A further complexity is that Medicare is *personal* insturance.  One gets coverage for the self -- and not for the spouse.  COBRA would have covered the spouse; this another factor in the decision process.  Finally, COBRA is expensive.  Surprisingly expensive.  If I were on Social Security, COBRA would consume nearly half of my monthly payment (assuming Social Security were not taxed - which is it, thank you Ronald Reagan).  So my wife spent several hours today to file for WA state health coverage under ACA.  I am glad it exists, but the bureaucracy is astounding.  We are trying to pay them money and the insurance companies make it hard.  SMH.

So, I am technically not covered by insurance.  The last time I made an insurance claim was... 2019?  Maybe?  Anyway, I have chosen to take the risk -- and I can document the fact that I tried to get coverage (tho that may not help in any future discussions, I did try).

Wednesday, September 29, 2021

Changes - September 3, 2021


As of 3 September 2021, I have retired from AMD.  My time managing a research group is now ended and I am learning to be an old retired guy.  One might think this is easy, that it comes naturally, but I after about three weeks, I still have a lingering compulsion that I have something to do, some meeting to attend, some HR or recruitig mishap to remedy, or a status report to write.  

No.

No such thing.  My days, my time, are mine to define.  I still have responsibilities, but no longer a manager who sets them or an employee that demands them.  For now, I have projects, mainly ones that have been postponed, some postponed for a long time.  I am also fighting a global pandemic (or, rather, doing my best to avoid it) and the seasons have started to change to be more inclement.  This severely limits the outdoors projects.  Horticulture is no fun in the rain and I simply do not want to run a chainsaw, lawn mower, or chipper-shredder in the rain.  
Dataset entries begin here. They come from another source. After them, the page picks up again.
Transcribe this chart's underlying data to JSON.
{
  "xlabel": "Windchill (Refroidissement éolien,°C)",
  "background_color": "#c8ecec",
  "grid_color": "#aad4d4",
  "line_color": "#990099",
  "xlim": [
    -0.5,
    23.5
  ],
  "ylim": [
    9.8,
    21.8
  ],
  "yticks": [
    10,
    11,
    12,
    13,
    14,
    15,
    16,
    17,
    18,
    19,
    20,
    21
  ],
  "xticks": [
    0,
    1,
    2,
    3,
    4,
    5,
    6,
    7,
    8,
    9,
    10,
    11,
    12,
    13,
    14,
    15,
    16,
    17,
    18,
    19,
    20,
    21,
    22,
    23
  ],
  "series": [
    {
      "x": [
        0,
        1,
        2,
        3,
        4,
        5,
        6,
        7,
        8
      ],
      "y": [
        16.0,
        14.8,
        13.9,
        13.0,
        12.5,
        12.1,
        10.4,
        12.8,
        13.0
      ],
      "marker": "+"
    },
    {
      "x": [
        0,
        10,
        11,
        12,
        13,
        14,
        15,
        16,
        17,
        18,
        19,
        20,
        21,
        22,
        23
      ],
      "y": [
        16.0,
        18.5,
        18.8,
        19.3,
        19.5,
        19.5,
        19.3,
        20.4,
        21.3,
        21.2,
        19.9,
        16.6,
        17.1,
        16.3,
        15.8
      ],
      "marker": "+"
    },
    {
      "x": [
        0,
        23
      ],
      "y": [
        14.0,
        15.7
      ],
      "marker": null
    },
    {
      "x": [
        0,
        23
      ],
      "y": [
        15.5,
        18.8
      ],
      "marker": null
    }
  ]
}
That said, the US-Canada border recently reopened and we have visited the cabin on Keats Island, once in August and once in September.  During this time, we have done a lot of pruning and other maintenance that sets the stage for a big burn in October.  The residents of Plumper Cove traditionally burn the year's pruning pile during the weekend of Canadian Thanksgiving (American Columbus Day or Indigeneous Peoples Day).  Once the fire completes, the rising tide extinguishes the flames and sweeps away the ashes.  I have spent hours in the trees wtih various saws, manual and chain, to produce a distinctively large burn-pile for 2021.  We will also use this event to get rid of some old stain (I much prefer water-based over oil-based, if nothing else for the cleanup).  After a two-year hiatus while the border was closed and the COVID-19 pandemic raged, there was a lot of growth to remove.  I removed a cedar tree near the deck, stripped another cedar tree near the deck, pruned some trees to the south of the cabin (for light), and pruned the cedars on the bank under the cabin.  And more.  I will not pretend I am done, but the season is over and so the work must pause.  the burn will come in Otober and pruning will resume in Spring 2022.